Gratifying to hear that the Irish use good Scottish words like "dunt"!

hope said...

Ah, I can always trust you to add to my vocabulary. :)

Matthew S. Urdan said...

True, although Bollocks was used in Mamma Mia by Colin Firth twice. It seemed out of place in the movie. Oh, and I'm pretty sure the term is never used in Dublin....Ohio....that is. (Wealthy NW suburb of Columbus, if you were interested in a geography lesson. Okay, I'm rambling...must be the cold medicine. Later.)

Anonymous said...

thanks for sharing! interesting story you have here.

Ken Armstrong said...

Yes, Jim, when I was growing up it wasn't goolies, but that's a whole other story :)

Caledonian Jim: I love 'Dunt', for me it means 'headbutt'. How that work's in the goolies is a bit of a mystery - maybe the accused was a midget? :)

Fiendish: I'm relieved you were no more graphic that 'saw you take your first steps'. Eighty is quite young these days... 'years left yet, I'm sure.

Matt: You're getting all political over there - I'll have to keep my head down for a while, it's all too partisan for a fence-sitter like me, but you go dude, it's good stuff!!

Matthew S. Urdan said...

What? Me Political? I haven't given any money or time to McCain/Palin. Democrats are labeling me as a traitor, Republicans are embracing my views. I'm just being fair. When I see a spade I say: "Hey, Spade!" And the spade says: "Yeah, what?"
And I point to the spade and say:
"You're a spade!"
Unfortunately, in this country, (USA), the spades rarely reply: "Duhhhhh."

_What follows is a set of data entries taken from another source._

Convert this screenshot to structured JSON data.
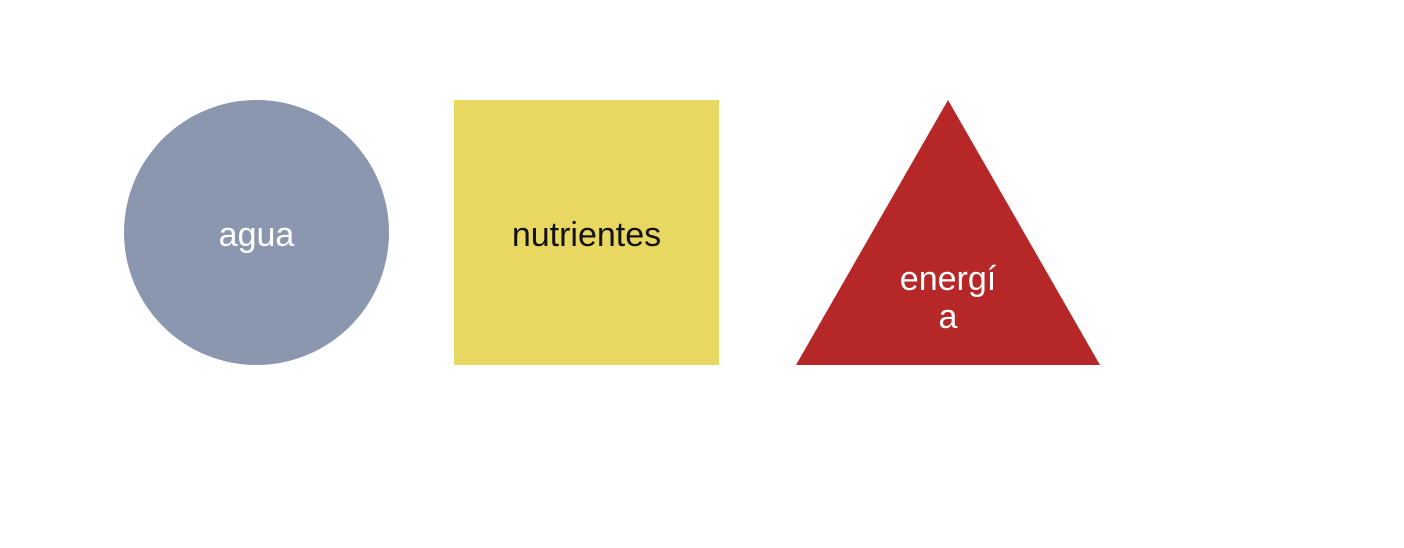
{
  "shapes": {
    "circle": {
      "label": "agua",
      "color": "#8a97ae",
      "text_color": "#ffffff"
    },
    "square": {
      "label": "nutrientes",
      "color": "#e8d862",
      "text_color": "#111111"
    },
    "triangle": {
      "label": "energí\na",
      "color": "#b62827",
      "text_color": "#ffffff"
    }
  }
}
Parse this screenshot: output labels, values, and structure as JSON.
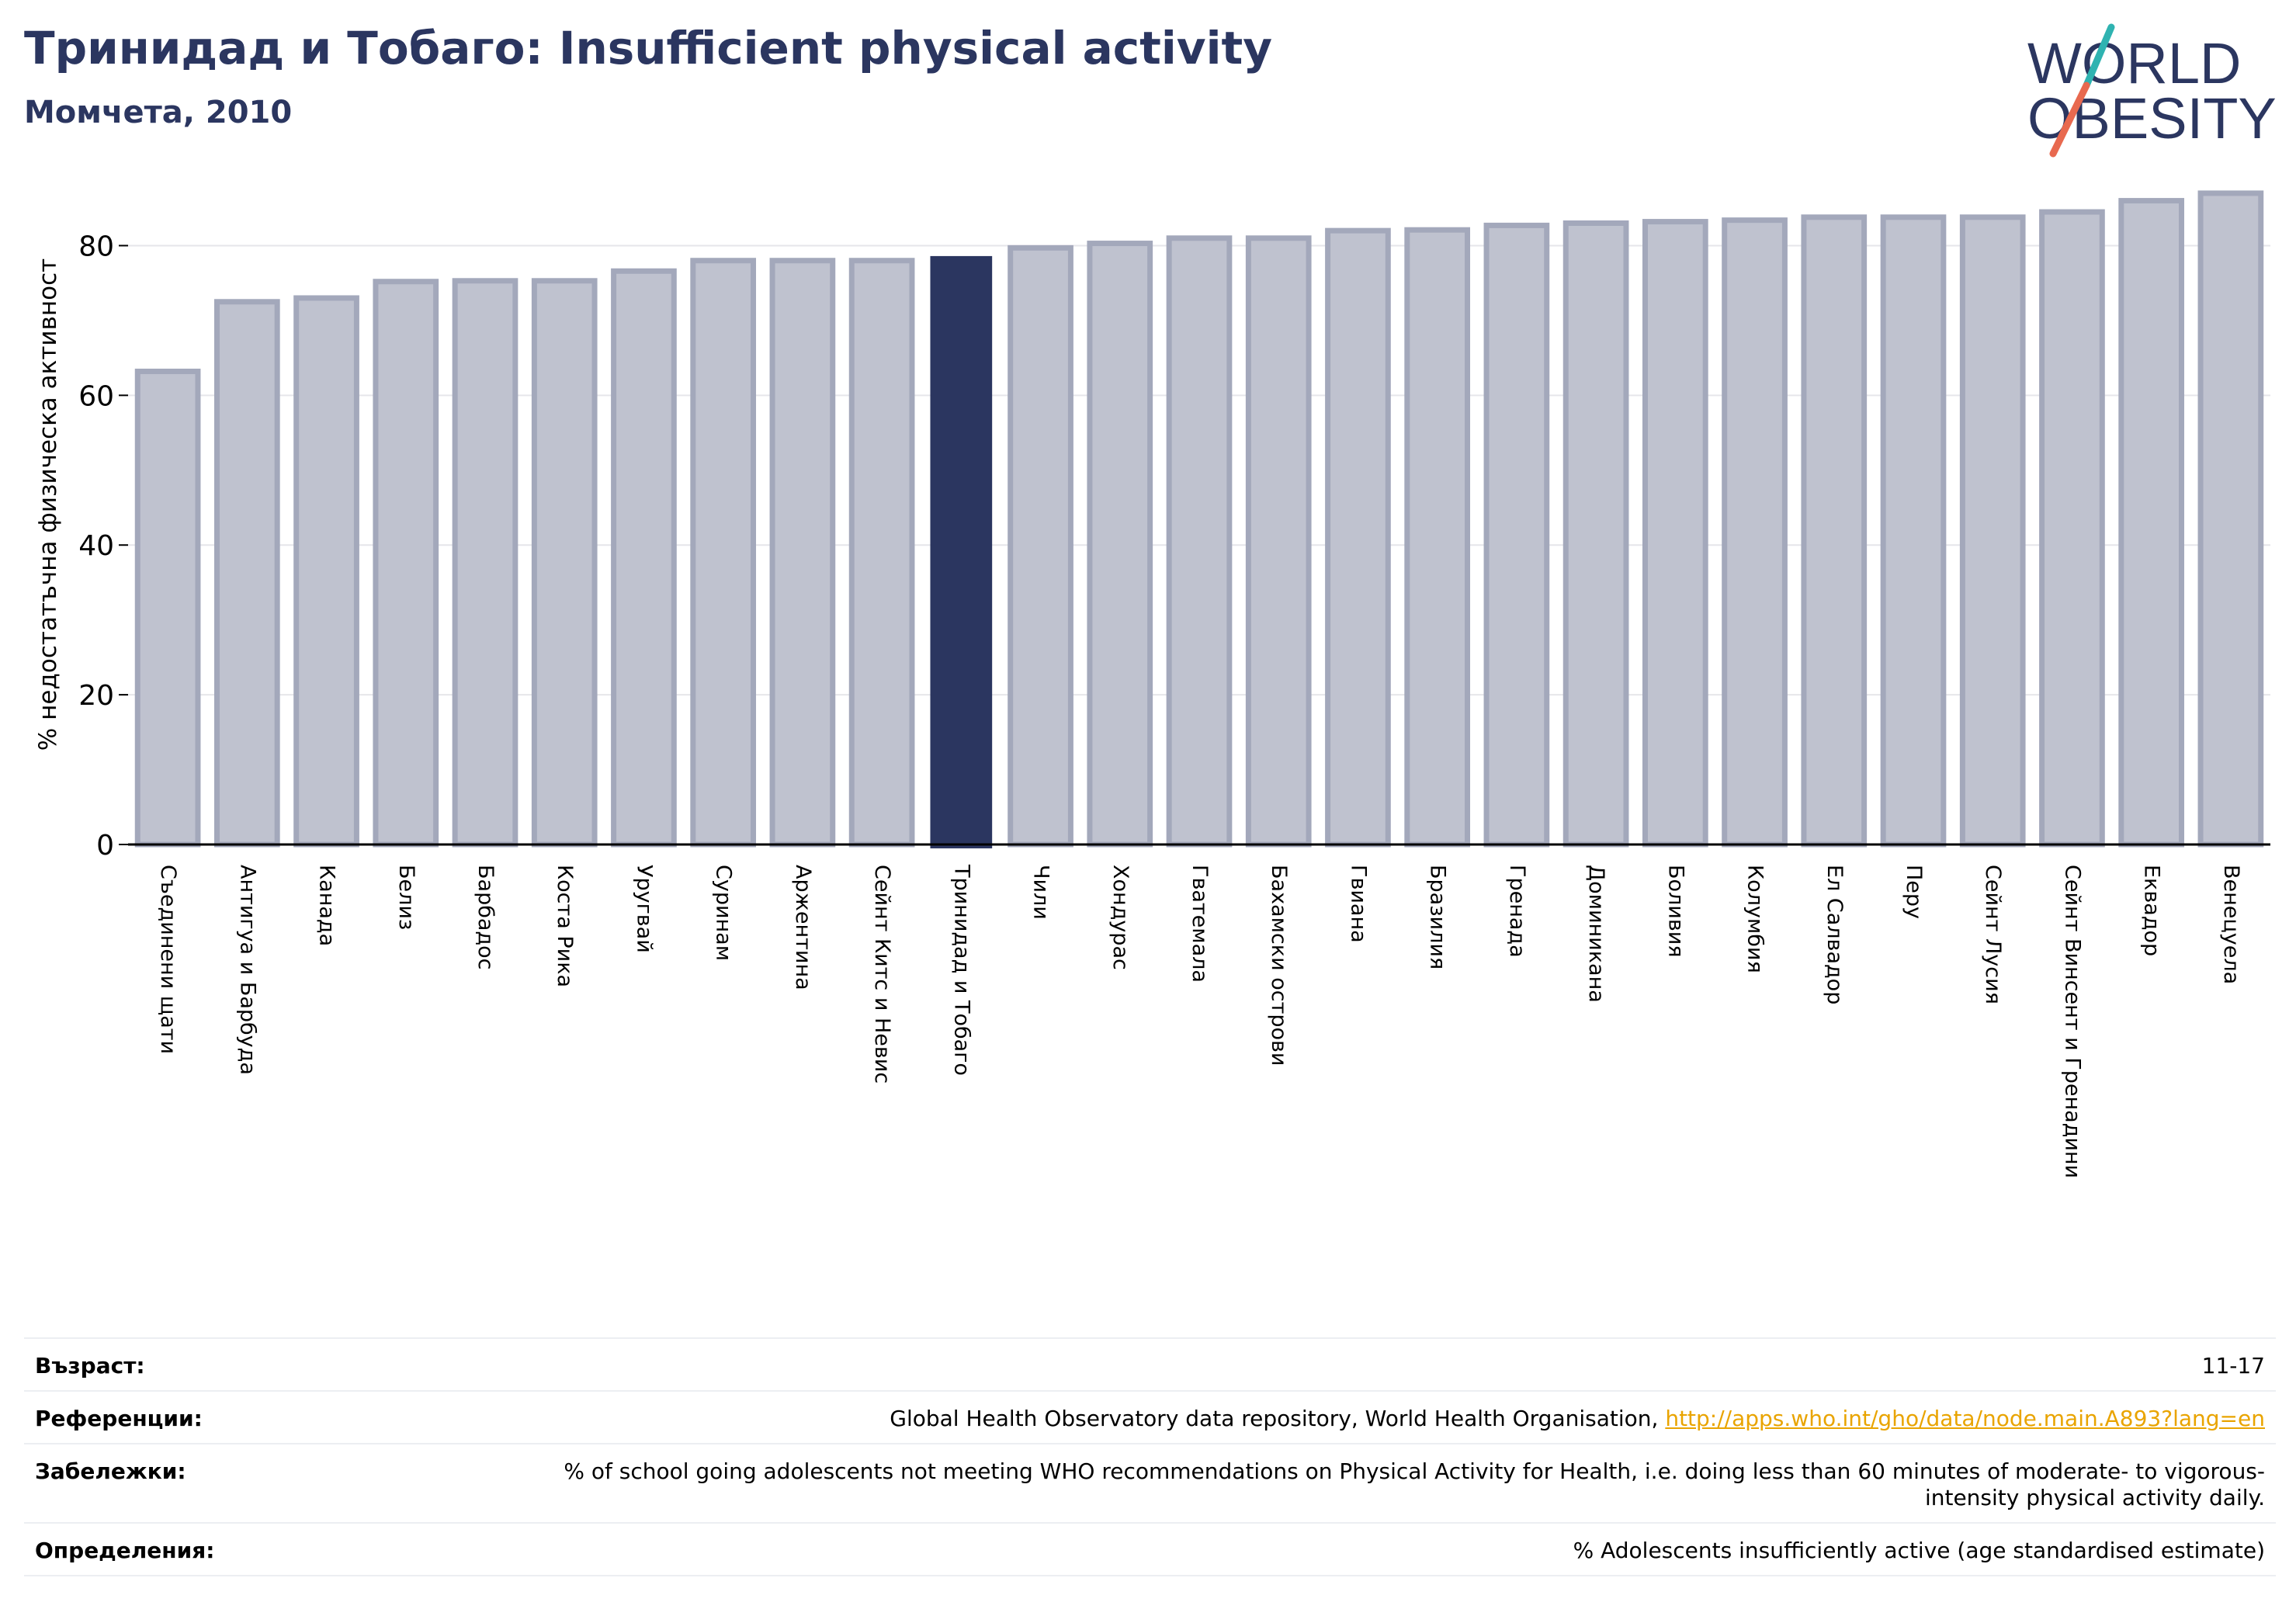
{
  "header": {
    "title": "Тринидад и Тобаго: Insufficient physical activity",
    "subtitle": "Момчета, 2010"
  },
  "logo": {
    "line1": "WORLD",
    "line2": "OBESITY"
  },
  "colors": {
    "bar": "#bfc2cf",
    "bar_edge": "#a3a8bb",
    "highlight": "#2b3660",
    "grid": "#e6e6ea",
    "logo_text": "#2b3660",
    "logo_teal": "#2fb3b1",
    "logo_coral": "#e8694f",
    "link": "#e9a400"
  },
  "chart_data": {
    "type": "bar",
    "title": "Тринидад и Тобаго: Insufficient physical activity",
    "subtitle": "Момчета, 2010",
    "ylabel": "% недостатъчна физическа активност",
    "xlabel": "",
    "ylim": [
      0,
      90
    ],
    "yticks": [
      0,
      20,
      40,
      60,
      80
    ],
    "grid": true,
    "highlight": "Тринидад и Тобаго",
    "categories": [
      "Съединени щати",
      "Антигуа и Барбуда",
      "Канада",
      "Белиз",
      "Барбадос",
      "Коста Рика",
      "Уругвай",
      "Суринам",
      "Аржентина",
      "Сейнт Китс и Невис",
      "Тринидад и Тобаго",
      "Чили",
      "Хондурас",
      "Гватемала",
      "Бахамски острови",
      "Гвиана",
      "Бразилия",
      "Гренада",
      "Доминикана",
      "Боливия",
      "Колумбия",
      "Ел Салвадор",
      "Перу",
      "Сейнт Лусия",
      "Сейнт Винсент и Гренадини",
      "Еквадор",
      "Венецуела"
    ],
    "values": [
      63.2,
      72.5,
      73.0,
      75.2,
      75.3,
      75.3,
      76.6,
      78.0,
      78.0,
      78.0,
      78.5,
      79.7,
      80.3,
      81.0,
      81.0,
      82.0,
      82.1,
      82.7,
      83.0,
      83.2,
      83.4,
      83.8,
      83.8,
      83.8,
      84.5,
      86.0,
      87.0
    ]
  },
  "meta": {
    "age_label": "Възраст:",
    "age_value": "11-17",
    "ref_label": "Референции:",
    "ref_text": "Global Health Observatory data repository, World Health Organisation, ",
    "ref_link": "http://apps.who.int/gho/data/node.main.A893?lang=en",
    "notes_label": "Забележки:",
    "notes_value": "% of school going adolescents not meeting WHO recommendations on Physical Activity for Health, i.e. doing less than 60 minutes of moderate- to vigorous-intensity physical activity daily.",
    "def_label": "Определения:",
    "def_value": "% Adolescents insufficiently active (age standardised estimate)"
  }
}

Congratulations on winning the trivia contest on You Should Own....You've got way too much time on your hands, Mate!

Ken Armstrong said...

Well, 'Political' was intended as a criticism or anything :)

I only know what I'm told about American Politics and I fear that a lot of what I'm told comes from a particular bias.

So I don't get into American Politics. Why should I? I'm Irish after all. :)

But good luck with it - I'll be lurking...

Ken Armstrong said...

Dang Dude! That last comment was supposed to read:

"Well, 'Political' wasn't intended as a criticism or anything"

Silly me. :)

Dave King said...

Liked the story greatly. What is a dunt?

Anonymous said...

Ha! I knew what bollix was, but hadn't a clue as to what a dunt was until you let it out in the comments here.

I've seen in the movies where a guy charges another guy like a bull and the head would end up in the stomach or the bollix, so don't guess he would have be be a midget necessarily.

I think you got 14 diggs the last I checked.


Ken Armstrong said...

On reflection (on 'dunt') I believe the word is largely onomatapaic. The word reflects the solid thud that occurs when one head meets another with force. :)

I think our hero was further bastardising the usage by applying it to his foot or hand. I'll forgive him, he left me with a fun story.